A brief follow-up to my recent request for comment on the pipeline integrity issues that trouble Australian pipeline engineers. My reason for asking was that I had been invited to co-chair a workshop at the JTM on pipeline integrity and wanted to make sure that I could raise any issues that were important in Australia.
Thanks to those who responded. The comments largely confirmed my impression that in this country we have few serious concerns about the integrity of transmission pipelines transporting clean fluids. There may be a different situation in production fields where a diverse range of issues may create problems (as pointed out by a couple of comments), but my main interest (unstated) was in transmission pipelines.
Nevertheless I think one emerging issue, both here and overseas, is the question of how to assess the integrity of pipelines that are not suitable for in-line inspection – the unpiggable lines.
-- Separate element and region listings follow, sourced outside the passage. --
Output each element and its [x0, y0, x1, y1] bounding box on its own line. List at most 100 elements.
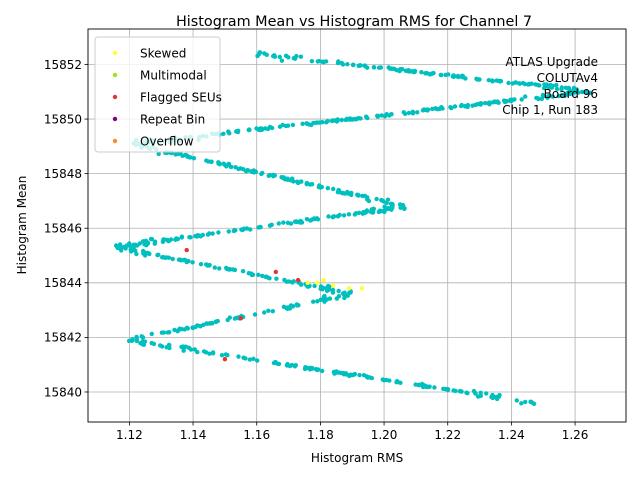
- legend-label: Repeat Bin: [140, 112, 205, 126]
- plot-frame: [87, 28, 627, 423]
- main-data-point: [363, 63, 368, 69]
- main-data-point: [331, 186, 336, 192]
- main-data-point: [219, 353, 225, 358]
- main-data-point: [519, 401, 524, 406]
- legend-marker: [112, 94, 118, 100]
- legend-marker: [112, 138, 118, 144]
- main-data-point: [402, 111, 408, 117]
- main-data-point: [258, 50, 263, 55]
- main-data-point: [297, 219, 303, 225]
- x-axis-ticks: 1.12 1.14 1.16 1.18 1.20 1.22 1.24 1.26: [116, 422, 588, 442]
- main-data-point: [338, 370, 344, 376]
- main-data-point: [356, 192, 361, 198]
- main-data-point: [156, 252, 161, 257]
- main-data-point: [290, 279, 295, 285]
- main-data-point: [298, 54, 304, 59]
- annotation-line: Board 96: [544, 87, 598, 101]
- main-data-point: [329, 118, 335, 124]
- main-data-point: [402, 206, 407, 211]
- y-tick-label: 15844: [44, 276, 82, 290]
- main-data-point: [306, 122, 311, 127]
- main-data-point: [371, 209, 376, 214]
- main-data-point: [177, 326, 182, 331]
- main-data-point: [243, 169, 249, 174]
- main-data-point: [285, 361, 290, 367]
- main-data-point: [174, 236, 179, 241]
- main-data-point: [247, 127, 252, 133]
- main-data-point: [260, 273, 265, 279]
- main-data-point: [458, 103, 464, 109]
- main-data-point: [438, 72, 443, 78]
- main-data-point: [362, 210, 368, 215]
- main-data-point: [288, 303, 294, 308]
- main-data-point: [181, 348, 186, 353]
- main-data-point: [523, 399, 528, 405]
- main-data-point: [266, 173, 271, 178]
- main-data-point: [185, 326, 190, 331]
- main-data-point: [172, 327, 177, 333]
- main-data-point: [334, 119, 340, 124]
- main-data-point: [210, 231, 215, 236]
- main-data-point: [117, 242, 123, 247]
- main-data-point: [394, 380, 399, 385]
- main-data-point: [522, 81, 528, 87]
- main-data-point: [320, 120, 325, 125]
- main-data-point: [137, 241, 142, 246]
- main-data-point: [429, 71, 434, 77]
- main-data-point: [400, 202, 405, 208]
- main-data-point: [313, 367, 319, 372]
- main-data-point: [133, 248, 138, 253]
- main-data-point: [186, 258, 191, 264]
- main-data-point: [389, 207, 394, 212]
- main-data-point: [419, 70, 424, 75]
- x-tick-label: 1.20: [371, 428, 398, 442]
- main-data-point: [142, 253, 148, 258]
- main-data-point: [304, 365, 310, 371]
- main-data-point: [276, 221, 281, 226]
- main-data-point: [151, 341, 157, 347]
- main-data-point: [535, 82, 540, 88]
- y-axis-ticks: 15840 15842 15844 15846 15848 15850 15852: [44, 58, 88, 399]
- main-data-point: [478, 101, 483, 106]
- main-data-point: [182, 257, 188, 262]
- main-data-point: [179, 234, 185, 239]
- main-data-point: [342, 295, 347, 301]
- main-data-point: [432, 385, 437, 390]
- main-data-point: [148, 236, 154, 242]
- main-data-point: [433, 106, 438, 111]
- annotation-line: Chip 1, Run 183: [502, 103, 598, 117]
- annotation-line: ATLAS Upgrade: [505, 55, 598, 69]
- main-data-point: [206, 159, 211, 164]
- main-data-point: [565, 91, 570, 96]
- main-data-point: [517, 81, 522, 86]
- main-data-point: [340, 62, 346, 67]
- main-data-point: [227, 315, 232, 320]
- main-data-point: [283, 53, 289, 58]
- main-data-point: [194, 234, 200, 239]
- flag-point-flagged-seus: [238, 316, 243, 321]
- main-data-point: [528, 399, 533, 404]
- main-data-point: [281, 304, 287, 309]
- main-data-point: [241, 355, 246, 360]
- main-data-point: [502, 99, 508, 105]
- main-data-point: [152, 241, 157, 246]
- main-data-point: [223, 352, 228, 357]
- main-data-point: [168, 237, 174, 242]
- run-annotation: ATLAS Upgrade COLUTAv4 Board 96 Chip 1, Run…: [502, 55, 598, 117]
- main-data-point: [510, 97, 515, 103]
- main-data-point: [217, 266, 222, 271]
- main-data-point: [344, 116, 349, 122]
- main-data-point: [127, 241, 132, 246]
- main-data-point: [449, 105, 454, 111]
- main-data-point: [330, 214, 336, 220]
- main-data-point: [388, 201, 394, 206]
- x-tick-label: 1.18: [307, 428, 334, 442]
- main-data-point: [430, 106, 435, 112]
- main-data-point: [536, 96, 541, 101]
- main-data-point: [271, 53, 276, 59]
- main-data-point: [542, 85, 547, 91]
- main-data-point: [376, 65, 382, 70]
- main-data-point: [423, 71, 428, 76]
- main-data-point: [470, 103, 475, 108]
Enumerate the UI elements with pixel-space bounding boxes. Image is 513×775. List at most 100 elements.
We don’t have many of those, but they tend to be older lines (so the likelihood of failure may be higher) and in populated areas (so the consequences are higher too). San Bruno comes to mind.
It appears that there are currently no effective methods for inspection beyond the first few metres of an unpiggable pipeline (other than digging it up for direct inspection, which is of course not possible if the line is installed under, say, a railway). It will be interesting to watch the technical developments as both pipeline owners and inspection specialists increase their focus on this area.
(I haven’t forgotten that I’m supposed to be writing a series of posts on location classification – hope to resume soon.)